Trevor cooed with love in his voice. “You kept her?”

“How
could I not? She’s my family.”

“Tia,
you have family, and your old room is twice the size of this apartment.”

“Trevor,
why have you come?” Portia went to her big chair and held Sasha close to her as
if she could deflect the words that Trevor would say.

Trevor
looks around and finally just pulls one of the two kitchen table chairs to sit
in front of Portia. “The family needs you.”

“You
said that. I don’t know what that means because they haven’t needed me in a
while.”

“Tia,
can you just visit for a minute? It’s been —”

“I
know how long it’s been. I don’t need a reminder of that.”

“Then
what do you want us to do, beg?”

Portia
held Sasha closer and shook her head. “Don’t, Trevor. They could have visited
me in the beginning. You know I sent them my new phone number. They could have
called on a birthday or holidays.”

“The
business is slipping.”

Portia
shakes her head. “What are you talking about? Simple Structures has been making
children toys for decades.”

“Yes,
but things have taken a turn for the worse, and now we need to call investors
to re-build a plant so we can keep relevant.”

“Relevant?”
Portia asked, confused.

“The
world isn’t what it was. Sure, we have some faithful people who buy and
remember toys that kids have to use their imagination with, but we couldn’t
build a plant for the new electronic games. In the middle of Wisconsin, it's
hard to find the necessary freelance talent.

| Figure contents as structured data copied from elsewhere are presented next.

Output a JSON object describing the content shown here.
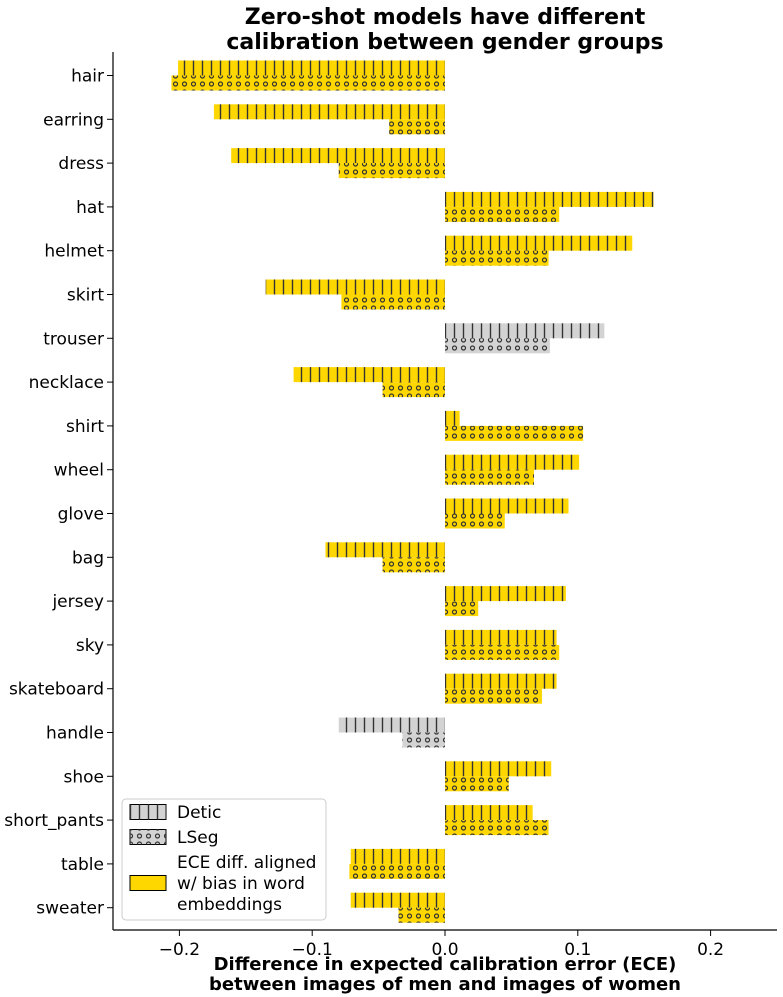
{
  "chart_data": {
    "type": "bar",
    "orientation": "horizontal",
    "title": [
      "Zero-shot models have different",
      "calibration between gender groups"
    ],
    "xlabel": [
      "Difference in expected calibration error (ECE)",
      "between images of men and images of women"
    ],
    "ylabel": "",
    "xlim": [
      -0.25,
      0.25
    ],
    "xticks": [
      -0.2,
      -0.1,
      0.0,
      0.1,
      0.2
    ],
    "xtick_labels": [
      "−0.2",
      "−0.1",
      "0.0",
      "0.1",
      "0.2"
    ],
    "grid": false,
    "legend_position": "bottom-left",
    "colors": {
      "aligned": "#FFD700",
      "not_aligned": "#D3D3D3",
      "edge": "#000000"
    },
    "categories": [
      "hair",
      "earring",
      "dress",
      "hat",
      "helmet",
      "skirt",
      "trouser",
      "necklace",
      "shirt",
      "wheel",
      "glove",
      "bag",
      "jersey",
      "sky",
      "skateboard",
      "handle",
      "shoe",
      "short_pants",
      "table",
      "sweater"
    ],
    "series": [
      {
        "name": "Detic",
        "hatch": "vertical-lines",
        "values": [
          -0.201,
          -0.174,
          -0.161,
          0.157,
          0.141,
          -0.135,
          0.12,
          -0.114,
          0.011,
          0.101,
          0.093,
          -0.09,
          0.091,
          0.084,
          0.084,
          -0.08,
          0.08,
          0.066,
          -0.071,
          -0.071
        ],
        "aligned": [
          true,
          true,
          true,
          true,
          true,
          true,
          false,
          true,
          true,
          true,
          true,
          true,
          true,
          true,
          true,
          false,
          true,
          true,
          true,
          true
        ]
      },
      {
        "name": "LSeg",
        "hatch": "dots",
        "values": [
          -0.206,
          -0.042,
          -0.08,
          0.086,
          0.078,
          -0.078,
          0.079,
          -0.047,
          0.104,
          0.067,
          0.045,
          -0.047,
          0.025,
          0.086,
          0.073,
          -0.032,
          0.048,
          0.078,
          -0.072,
          -0.035
        ],
        "aligned": [
          true,
          true,
          true,
          true,
          true,
          true,
          false,
          true,
          true,
          true,
          true,
          true,
          true,
          true,
          true,
          false,
          true,
          true,
          true,
          true
        ]
      }
    ],
    "legend": [
      {
        "label": "Detic",
        "swatch": "detic"
      },
      {
        "label": "LSeg",
        "swatch": "lseg"
      },
      {
        "label": [
          "ECE diff. aligned",
          "w/ bias in word",
          "embeddings"
        ],
        "swatch": "aligned"
      }
    ]
  }
}
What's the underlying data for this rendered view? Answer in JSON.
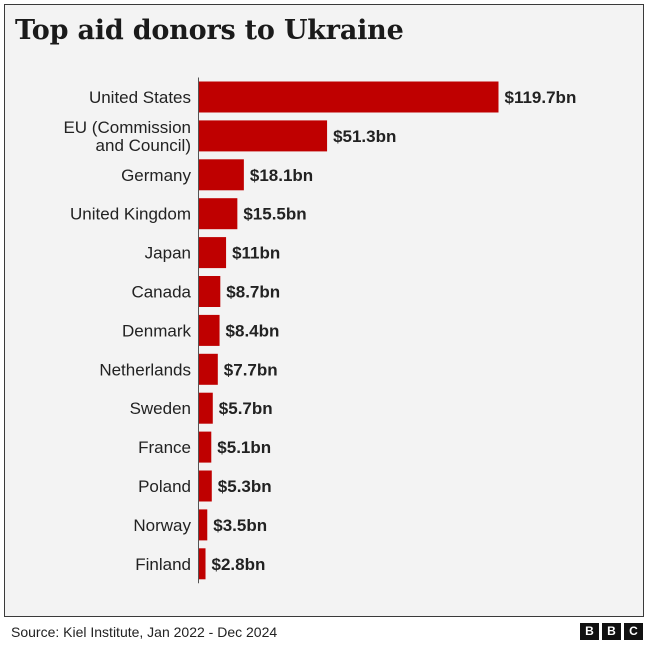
{
  "title": "Top aid donors to Ukraine",
  "source": "Source: Kiel Institute, Jan 2022 - Dec 2024",
  "logo": {
    "text": "BBC",
    "letters": [
      "B",
      "B",
      "C"
    ]
  },
  "colors": {
    "bar": "#bf0000",
    "background": "#f3f3f3",
    "text": "#222222"
  },
  "chart_data": {
    "type": "bar",
    "orientation": "horizontal",
    "categories": [
      [
        "United States"
      ],
      [
        "EU (Commission",
        "and Council)"
      ],
      [
        "Germany"
      ],
      [
        "United Kingdom"
      ],
      [
        "Japan"
      ],
      [
        "Canada"
      ],
      [
        "Denmark"
      ],
      [
        "Netherlands"
      ],
      [
        "Sweden"
      ],
      [
        "France"
      ],
      [
        "Poland"
      ],
      [
        "Norway"
      ],
      [
        "Finland"
      ]
    ],
    "values": [
      119.7,
      51.3,
      18.1,
      15.5,
      11,
      8.7,
      8.4,
      7.7,
      5.7,
      5.1,
      5.3,
      3.5,
      2.8
    ],
    "data_labels": [
      "$119.7bn",
      "$51.3bn",
      "$18.1bn",
      "$15.5bn",
      "$11bn",
      "$8.7bn",
      "$8.4bn",
      "$7.7bn",
      "$5.7bn",
      "$5.1bn",
      "$5.3bn",
      "$3.5bn",
      "$2.8bn"
    ],
    "unit": "bn",
    "xlim": [
      0,
      119.7
    ],
    "grid": false,
    "legend": "none"
  }
}
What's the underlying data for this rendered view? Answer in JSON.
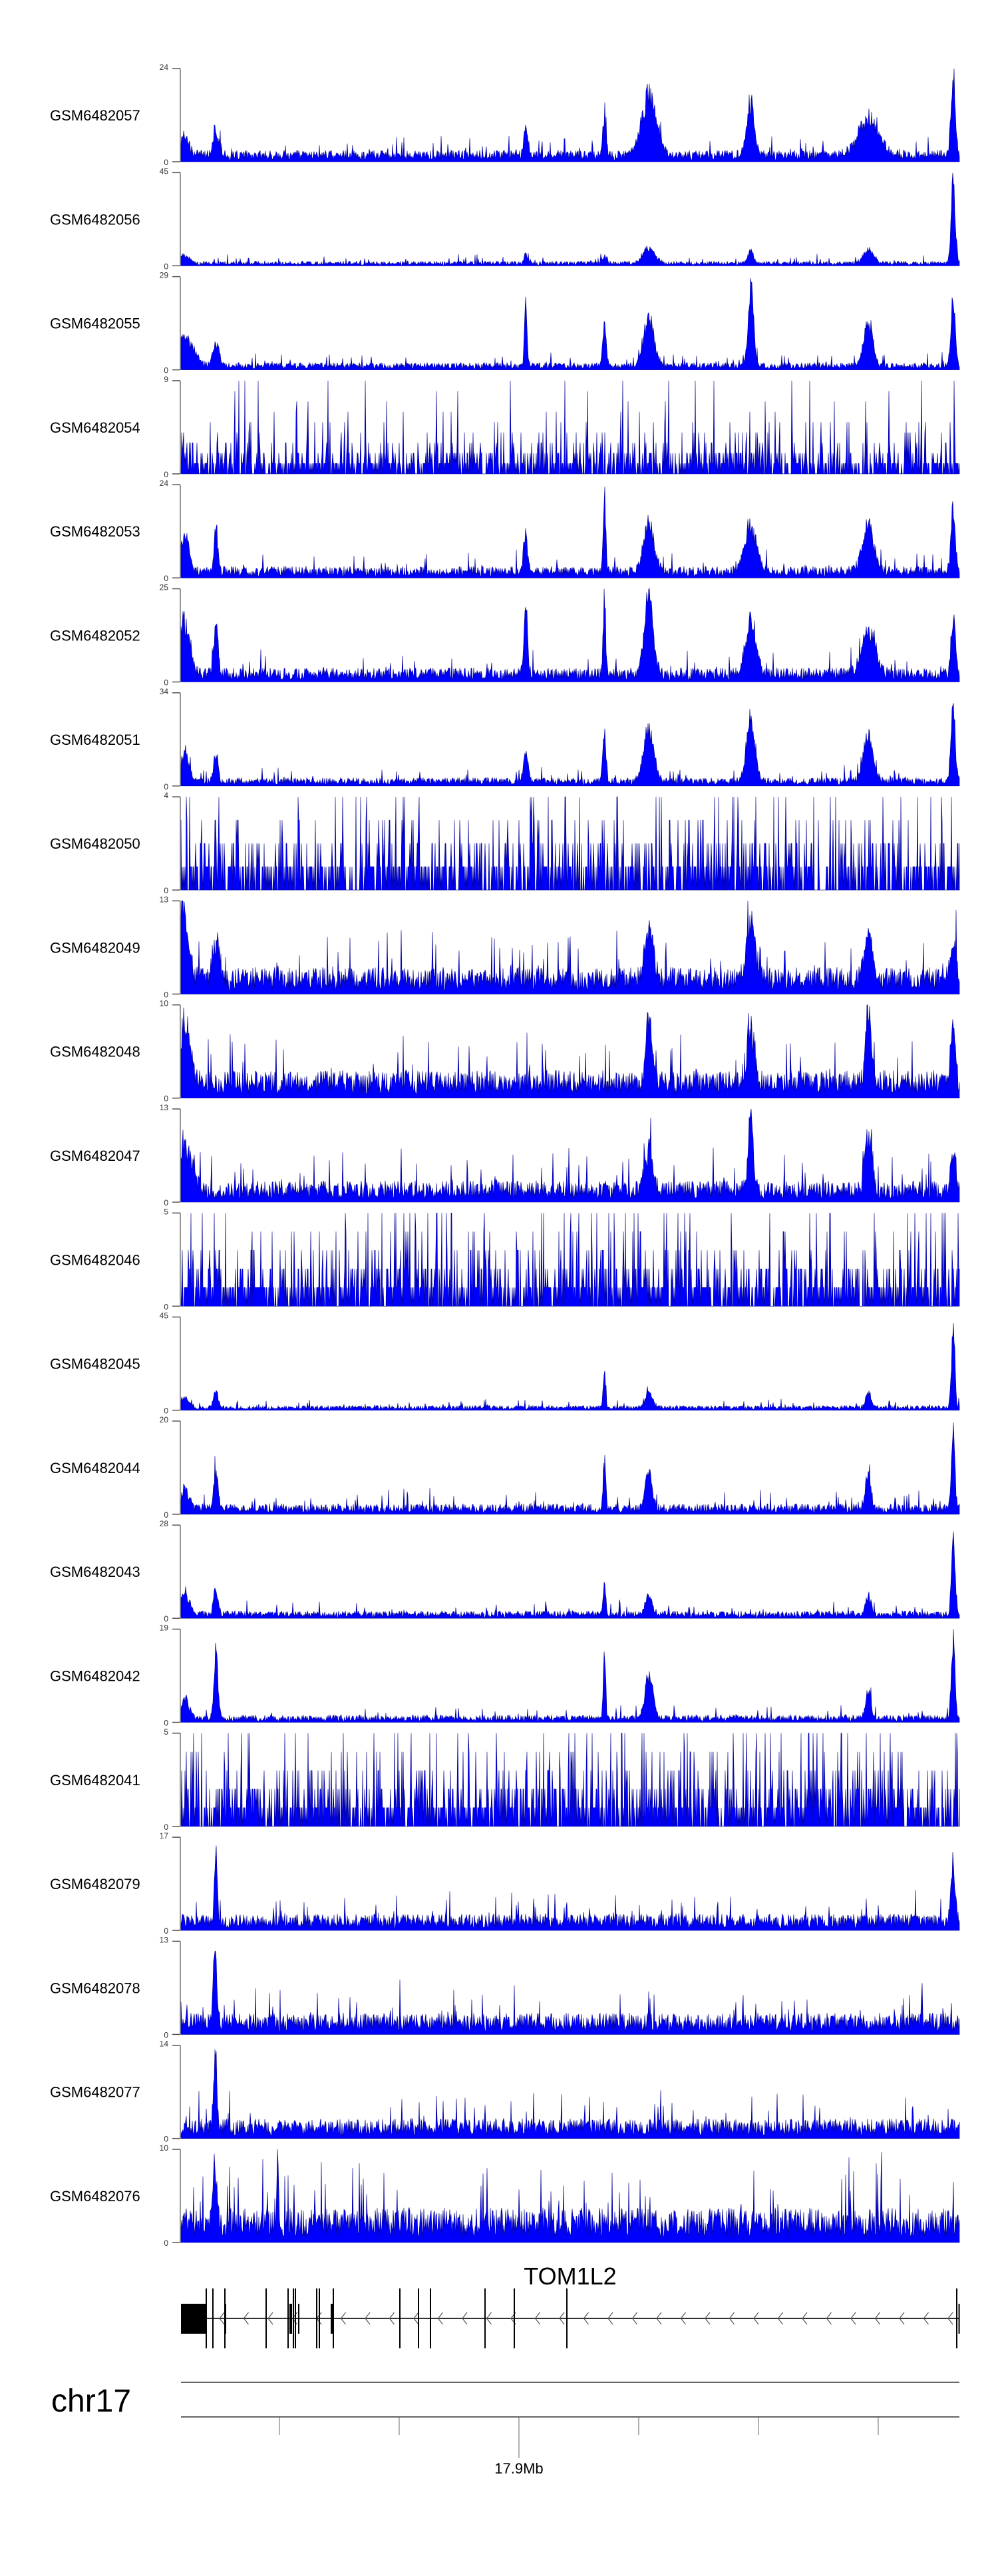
{
  "chart_data": {
    "type": "area",
    "title": "",
    "chromosome": "chr17",
    "region_bp": [
      17871780,
      17936780
    ],
    "fill_color": "#0000FF",
    "line_color": "#00008B",
    "tracks": [
      {
        "name": "GSM6482057",
        "ylim": [
          0,
          24
        ],
        "ymax_label": "24",
        "ymin_label": "0",
        "style": "peaks",
        "base": 2,
        "peaks": [
          [
            17872100,
            6,
            500
          ],
          [
            17874700,
            6,
            400
          ],
          [
            17900570,
            8,
            250
          ],
          [
            17907140,
            13,
            180
          ],
          [
            17910850,
            18,
            900
          ],
          [
            17919360,
            16,
            450
          ],
          [
            17929170,
            11,
            1200
          ],
          [
            17936260,
            24,
            250
          ]
        ]
      },
      {
        "name": "GSM6482056",
        "ylim": [
          0,
          45
        ],
        "ymax_label": "45",
        "ymin_label": "0",
        "style": "peaks",
        "base": 1.5,
        "peaks": [
          [
            17872100,
            4,
            600
          ],
          [
            17900570,
            5,
            200
          ],
          [
            17907140,
            5,
            250
          ],
          [
            17910850,
            9,
            700
          ],
          [
            17919360,
            8,
            300
          ],
          [
            17929170,
            8,
            600
          ],
          [
            17936260,
            45,
            250
          ]
        ]
      },
      {
        "name": "GSM6482055",
        "ylim": [
          0,
          29
        ],
        "ymax_label": "29",
        "ymin_label": "0",
        "style": "peaks",
        "base": 1.5,
        "peaks": [
          [
            17872100,
            11,
            1000
          ],
          [
            17874700,
            8,
            400
          ],
          [
            17900570,
            25,
            150
          ],
          [
            17907140,
            17,
            200
          ],
          [
            17910850,
            18,
            600
          ],
          [
            17919360,
            29,
            300
          ],
          [
            17929170,
            17,
            500
          ],
          [
            17936260,
            26,
            250
          ]
        ]
      },
      {
        "name": "GSM6482054",
        "ylim": [
          0,
          9
        ],
        "ymax_label": "9",
        "ymin_label": "0",
        "style": "spiky",
        "base": 1.4,
        "peaks": []
      },
      {
        "name": "GSM6482053",
        "ylim": [
          0,
          24
        ],
        "ymax_label": "24",
        "ymin_label": "0",
        "style": "peaks",
        "base": 2,
        "peaks": [
          [
            17872100,
            12,
            500
          ],
          [
            17874700,
            14,
            200
          ],
          [
            17900570,
            11,
            250
          ],
          [
            17907140,
            24,
            150
          ],
          [
            17910850,
            15,
            600
          ],
          [
            17919360,
            14,
            700
          ],
          [
            17929170,
            14,
            700
          ],
          [
            17936260,
            20,
            250
          ]
        ]
      },
      {
        "name": "GSM6482052",
        "ylim": [
          0,
          25
        ],
        "ymax_label": "25",
        "ymin_label": "0",
        "style": "peaks",
        "base": 2.5,
        "peaks": [
          [
            17872100,
            17,
            600
          ],
          [
            17874700,
            17,
            250
          ],
          [
            17900570,
            21,
            200
          ],
          [
            17907140,
            24,
            150
          ],
          [
            17910850,
            25,
            500
          ],
          [
            17919360,
            18,
            600
          ],
          [
            17929170,
            14,
            800
          ],
          [
            17936260,
            18,
            250
          ]
        ]
      },
      {
        "name": "GSM6482051",
        "ylim": [
          0,
          34
        ],
        "ymax_label": "34",
        "ymin_label": "0",
        "style": "peaks",
        "base": 2,
        "peaks": [
          [
            17872100,
            13,
            500
          ],
          [
            17874700,
            12,
            250
          ],
          [
            17900570,
            13,
            250
          ],
          [
            17907140,
            19,
            200
          ],
          [
            17910850,
            21,
            600
          ],
          [
            17919360,
            27,
            500
          ],
          [
            17929170,
            19,
            600
          ],
          [
            17936260,
            34,
            250
          ]
        ]
      },
      {
        "name": "GSM6482050",
        "ylim": [
          0,
          4
        ],
        "ymax_label": "4",
        "ymin_label": "0",
        "style": "spiky",
        "base": 1.0,
        "peaks": []
      },
      {
        "name": "GSM6482049",
        "ylim": [
          0,
          13
        ],
        "ymax_label": "13",
        "ymin_label": "0",
        "style": "peaks",
        "base": 2.5,
        "peaks": [
          [
            17871900,
            13,
            600
          ],
          [
            17874700,
            7,
            400
          ],
          [
            17910850,
            9,
            500
          ],
          [
            17919360,
            9,
            500
          ],
          [
            17929170,
            9,
            400
          ],
          [
            17936260,
            6,
            300
          ]
        ]
      },
      {
        "name": "GSM6482048",
        "ylim": [
          0,
          10
        ],
        "ymax_label": "10",
        "ymin_label": "0",
        "style": "peaks",
        "base": 2,
        "peaks": [
          [
            17872100,
            8,
            600
          ],
          [
            17910850,
            8,
            400
          ],
          [
            17919360,
            6,
            500
          ],
          [
            17929170,
            10,
            300
          ],
          [
            17936260,
            8,
            250
          ]
        ]
      },
      {
        "name": "GSM6482047",
        "ylim": [
          0,
          13
        ],
        "ymax_label": "13",
        "ymin_label": "0",
        "style": "peaks",
        "base": 2,
        "peaks": [
          [
            17872100,
            7,
            800
          ],
          [
            17910850,
            7,
            500
          ],
          [
            17919360,
            13,
            300
          ],
          [
            17929170,
            9,
            400
          ],
          [
            17936260,
            7,
            300
          ]
        ]
      },
      {
        "name": "GSM6482046",
        "ylim": [
          0,
          5
        ],
        "ymax_label": "5",
        "ymin_label": "0",
        "style": "spiky",
        "base": 1.3,
        "peaks": []
      },
      {
        "name": "GSM6482045",
        "ylim": [
          0,
          45
        ],
        "ymax_label": "45",
        "ymin_label": "0",
        "style": "peaks",
        "base": 1.5,
        "peaks": [
          [
            17872100,
            6,
            500
          ],
          [
            17874700,
            10,
            250
          ],
          [
            17907140,
            19,
            150
          ],
          [
            17910850,
            9,
            400
          ],
          [
            17929170,
            9,
            300
          ],
          [
            17936260,
            45,
            200
          ]
        ]
      },
      {
        "name": "GSM6482044",
        "ylim": [
          0,
          20
        ],
        "ymax_label": "20",
        "ymin_label": "0",
        "style": "peaks",
        "base": 1.5,
        "peaks": [
          [
            17872100,
            5,
            500
          ],
          [
            17874700,
            10,
            250
          ],
          [
            17907140,
            12,
            150
          ],
          [
            17910850,
            10,
            400
          ],
          [
            17929170,
            9,
            300
          ],
          [
            17936260,
            20,
            200
          ]
        ]
      },
      {
        "name": "GSM6482043",
        "ylim": [
          0,
          28
        ],
        "ymax_label": "28",
        "ymin_label": "0",
        "style": "peaks",
        "base": 1.5,
        "peaks": [
          [
            17872100,
            8,
            500
          ],
          [
            17874700,
            9,
            250
          ],
          [
            17907140,
            11,
            150
          ],
          [
            17910850,
            7,
            400
          ],
          [
            17929170,
            7,
            300
          ],
          [
            17936260,
            28,
            200
          ]
        ]
      },
      {
        "name": "GSM6482042",
        "ylim": [
          0,
          19
        ],
        "ymax_label": "19",
        "ymin_label": "0",
        "style": "peaks",
        "base": 1,
        "peaks": [
          [
            17872100,
            5,
            500
          ],
          [
            17874700,
            14,
            250
          ],
          [
            17907140,
            19,
            130
          ],
          [
            17910850,
            11,
            450
          ],
          [
            17929170,
            7,
            300
          ],
          [
            17936260,
            19,
            200
          ]
        ]
      },
      {
        "name": "GSM6482041",
        "ylim": [
          0,
          5
        ],
        "ymax_label": "5",
        "ymin_label": "0",
        "style": "spiky",
        "base": 1.4,
        "peaks": []
      },
      {
        "name": "GSM6482079",
        "ylim": [
          0,
          17
        ],
        "ymax_label": "17",
        "ymin_label": "0",
        "style": "peaks",
        "base": 2,
        "peaks": [
          [
            17874700,
            17,
            150
          ],
          [
            17936260,
            12,
            250
          ]
        ]
      },
      {
        "name": "GSM6482078",
        "ylim": [
          0,
          13
        ],
        "ymax_label": "13",
        "ymin_label": "0",
        "style": "peaks",
        "base": 2,
        "peaks": [
          [
            17874600,
            13,
            200
          ]
        ]
      },
      {
        "name": "GSM6482077",
        "ylim": [
          0,
          14
        ],
        "ymax_label": "14",
        "ymin_label": "0",
        "style": "peaks",
        "base": 2,
        "peaks": [
          [
            17874650,
            14,
            180
          ]
        ]
      },
      {
        "name": "GSM6482076",
        "ylim": [
          0,
          10
        ],
        "ymax_label": "10",
        "ymin_label": "0",
        "style": "peaks",
        "base": 2.5,
        "peaks": [
          [
            17874600,
            9,
            200
          ],
          [
            17879850,
            10,
            100
          ]
        ]
      }
    ],
    "gene": {
      "name": "TOM1L2",
      "strand": "-",
      "exons": [
        [
          17871780,
          17873836,
          "short"
        ],
        [
          17873836,
          17873880,
          "tall"
        ],
        [
          17874391,
          17874430,
          "tall"
        ],
        [
          17875391,
          17875558,
          "short"
        ],
        [
          17875391,
          17875430,
          "tall"
        ],
        [
          17878836,
          17878875,
          "tall"
        ],
        [
          17880669,
          17880708,
          "tall"
        ],
        [
          17880836,
          17881058,
          "short"
        ],
        [
          17881113,
          17881152,
          "tall"
        ],
        [
          17881280,
          17881319,
          "tall"
        ],
        [
          17881558,
          17881597,
          "short"
        ],
        [
          17883058,
          17883097,
          "tall"
        ],
        [
          17883280,
          17883319,
          "tall"
        ],
        [
          17884280,
          17884447,
          "short"
        ],
        [
          17884447,
          17884486,
          "tall"
        ],
        [
          17890002,
          17890041,
          "tall"
        ],
        [
          17891558,
          17891597,
          "tall"
        ],
        [
          17892558,
          17892597,
          "tall"
        ],
        [
          17897113,
          17897152,
          "tall"
        ],
        [
          17899558,
          17899597,
          "tall"
        ],
        [
          17903947,
          17903986,
          "tall"
        ],
        [
          17936502,
          17936541,
          "tall"
        ],
        [
          17936700,
          17936780,
          "short"
        ]
      ]
    },
    "axis": {
      "ticks_bp": [
        17880000,
        17890000,
        17900000,
        17910000,
        17920000,
        17930000
      ],
      "labeled_tick_bp": 17900000,
      "labeled_tick": "17.9Mb"
    }
  }
}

The talent won’t even consider it
without a town and some amenities.”

“They
have money.” Portia said, confused by the dilemma.

“Dad
has tried, but he did things on handshakes, and let’s say the deals went bad
with only him paying attention.”

Portia
closed her eyes. She could imagine her proud father trying to do it the old-fashioned
way when a man made a deal with a handshake instead of a contract when men knew
what honor was. When a man would goes looking for his sister then a man’s word might
mean something.

“It
sounds like things are bad, but I’m not sure what you want me to do.”

Trevor
smiled. “Well, that’s easy. I want you to come home and use that amazing skill
you have with numbers to help us wow the investors and save our family name and
fortune.”

Portia
looked at him as if he had lost his mind.

“Oh,
is that all? You should have started with that, and we would have been done by
now. Instead of figuring out where you would sleep, we would be figuring out
how you were going to get home,” Portia replied sarcastically.

Trevor
got up and kissed Portia on the cheek.

“Tia,
I knew we could count on you. I’ll go get dinner and bring it back.”

Portia
watched Trevor go out of the door, and then Sasha gave her a lick on her chin.

“I
know, Sasha, but what am I going to do?”